Tax-free Treatment for First $2,400 of 2009 Unemployment Benefits. In general, unemployment compensation benefits count as income for federal income tax purposes. However, the Stimulus Act grants a one-year exemption for the first $2,400 of unemployment compensation received in 2009. Unemployment benefits above the $2,400 limit will still count as taxable income.

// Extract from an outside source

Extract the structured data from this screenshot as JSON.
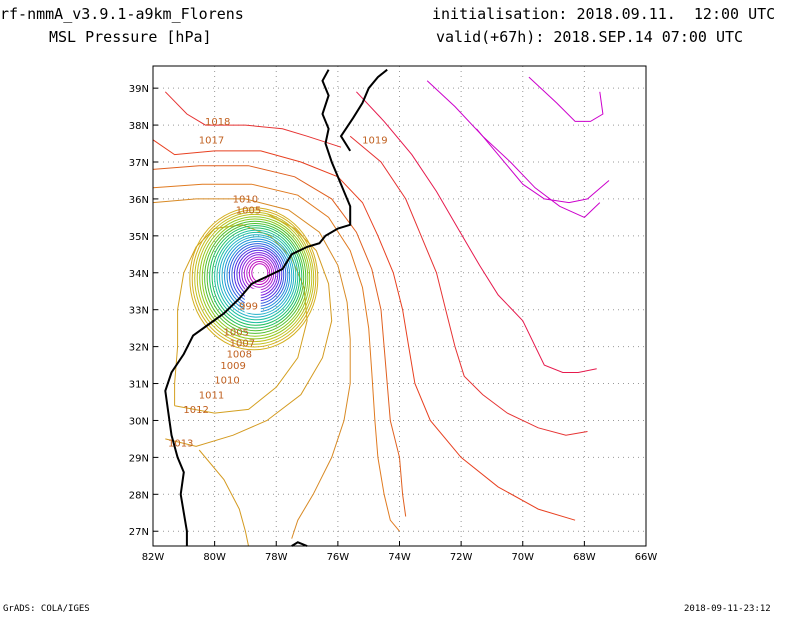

Residential Energy Credits Liberalized. The Stimulus Act liberalizes the nonrefundable personal credit for up to 30% of expenditures to install: solar water heating equipment, wind energy equipment, geothermal heat pumps, solar electricity generation equipment, or fuel cell equipment in your home. The new law also extends (through 2010) and liberalizes the separate nonrefundable personal credit for expenditures to install energy-efficient insulation, windows, doors, roofs, and heating and cooling equipment in your residence. Most importantly, the previous lifetime limit of $500 was replaced with an aggregate $1,500 cap for 2009 and 2010.

New for 2009-Businesses

Generous Section 179 Deduction Rules Extended. The Stimulus Act extends the $250,000 Section 179 first-year depreciation deduction allowance by one year, through tax years beginning in 2009. Without this change, the maximum Section 179 deduction would have been only $133,000. The new law also extends the $800,000 phase-out threshold for reduced Section 179 deductions. Without this change, the threshold would have been only $530,000.